EOD光照射の光源として用いる遠赤色(FR)光は、既存照明が1灯7千円以上と高価な上、照射範囲が限定的で100灯/10a以上必要であることから、面積当たりの光源コストを抑えたLED(FR)照明器具を開発する。

3 研究期間中の主要な成果

  • 開発した広照射LED(FR)照明(商品名:早咲きジオライト、L300×2灯タイプ、7.5W)は、白熱灯や既存のLED(FR)照明(9W)に比べて有効照射範囲が2倍以上と広く、照明器具の設置灯数を1/2以下に減らせる。
  • 単位面積当たりの光源コスト/寿命も既存LED(FR)照明の50%以下、白熱灯の25%。さらに電気代は、既存LED(FR)照明の50%以下、白熱灯の5%以下で生産者が導入しやすい仕様となった。
  • 本事業で得られた成果を基に「EOD栽培マニュアル」を作成し、低日照地域の公設試験場、普及センター等に送付して技術の普及に資した。
  • この技術導入によりストック、トルコギキョウ、イチゴの実証試験では所得率が30%程度向上すると試算された。

4 研究終了後の新たな研究成果

  • 高湿度環境下で早咲きジオライトの耐久性試験を行い、シーリング材等を改良して防水性能を向上させた。
  • 花壇苗の一部やアスターなど、赤色光を照射すると開花が早まる品目が明らかになった。

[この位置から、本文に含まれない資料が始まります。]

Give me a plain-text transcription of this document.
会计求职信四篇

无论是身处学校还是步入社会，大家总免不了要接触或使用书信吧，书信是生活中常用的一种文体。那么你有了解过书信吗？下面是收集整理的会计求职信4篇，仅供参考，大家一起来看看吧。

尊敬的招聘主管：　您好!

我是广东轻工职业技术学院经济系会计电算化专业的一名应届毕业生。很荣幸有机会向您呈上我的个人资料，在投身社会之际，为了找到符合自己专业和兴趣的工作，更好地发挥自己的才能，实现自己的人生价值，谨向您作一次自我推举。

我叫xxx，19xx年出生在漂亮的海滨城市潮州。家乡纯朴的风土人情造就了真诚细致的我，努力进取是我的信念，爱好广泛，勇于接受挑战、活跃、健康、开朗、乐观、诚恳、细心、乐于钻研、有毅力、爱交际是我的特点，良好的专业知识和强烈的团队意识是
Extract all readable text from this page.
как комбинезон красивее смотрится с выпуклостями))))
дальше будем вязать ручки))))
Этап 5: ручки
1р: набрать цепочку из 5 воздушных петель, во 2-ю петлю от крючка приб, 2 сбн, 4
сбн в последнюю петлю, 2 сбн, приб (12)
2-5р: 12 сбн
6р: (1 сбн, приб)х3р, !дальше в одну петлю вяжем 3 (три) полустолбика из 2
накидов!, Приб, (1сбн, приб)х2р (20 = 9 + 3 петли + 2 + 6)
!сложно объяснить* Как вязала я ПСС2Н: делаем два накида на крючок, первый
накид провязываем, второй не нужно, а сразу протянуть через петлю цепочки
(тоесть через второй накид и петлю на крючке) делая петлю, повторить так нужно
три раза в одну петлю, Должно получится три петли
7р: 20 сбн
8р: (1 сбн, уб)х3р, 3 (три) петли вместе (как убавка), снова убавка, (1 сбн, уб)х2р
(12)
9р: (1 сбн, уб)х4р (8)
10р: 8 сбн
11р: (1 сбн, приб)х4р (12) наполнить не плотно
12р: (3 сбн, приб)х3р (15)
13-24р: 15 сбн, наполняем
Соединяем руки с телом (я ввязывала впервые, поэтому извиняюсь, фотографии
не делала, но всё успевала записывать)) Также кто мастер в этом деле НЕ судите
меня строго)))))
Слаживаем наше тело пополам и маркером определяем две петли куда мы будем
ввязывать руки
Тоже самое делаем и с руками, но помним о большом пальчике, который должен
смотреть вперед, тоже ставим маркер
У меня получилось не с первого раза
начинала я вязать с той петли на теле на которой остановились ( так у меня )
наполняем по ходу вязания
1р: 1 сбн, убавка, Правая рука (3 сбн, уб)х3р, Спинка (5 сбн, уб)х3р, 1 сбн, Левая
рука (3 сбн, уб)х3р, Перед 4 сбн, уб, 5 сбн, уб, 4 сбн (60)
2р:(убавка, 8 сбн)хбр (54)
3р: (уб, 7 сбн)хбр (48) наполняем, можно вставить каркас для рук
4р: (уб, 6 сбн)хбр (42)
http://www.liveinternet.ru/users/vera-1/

これらに赤色光によるEOD光照射を行うと、栽培期間短縮や暖房コスト削減に繋がることが明らかになった。
  • この結果に基づいて、早咲きジオライト(赤色光)を商品化した。

5 開発した技術・成果の実用化・普及の実績及び今後の展開

(1) 実用化・普及の実績

平成30年12月末までの早咲きジオライト販売台数2,197台。価格12,960円/台。販売金額約2,850万円。

(2) 実用化の達成・普及の要因

  • 関係機関が頻繁に現地を巡回して情報交換を行い、技術精度の向上を目指した。さらに鳥取大学などによる技術支援があり、特許申請に繋がった。
  • 生産者や指導者向けの研修会を頻繁に開催し、野菜・花き普及指導員については研修を必修とした。
  • 県や町がEOD栽培の施設整備に関する補助事業を行い、普及の後押しをした。

(3) 今後の開発・普及目標

  • 様々な草種の開花促進、草丈伸長に対応するように 早咲きジオライトのシリーズ化を図る。
  • 今後鳥取県外でも依頼があれば積極的に出掛けて講演、指導、情報交換を行い、早咲きジオライトの利用技術精度を高める。

6 開発した技術・成果が普及することによる波及効果及び国民生活への貢献

早咲きジオライトの活用で、開花促進(ストック、トルコギキョウなど)、品質向上(ストック、トルコギキョウなど)、低コスト化(トルコギキョウ、イチゴなど)により、産地としての信用が高まり農業所得が向上する。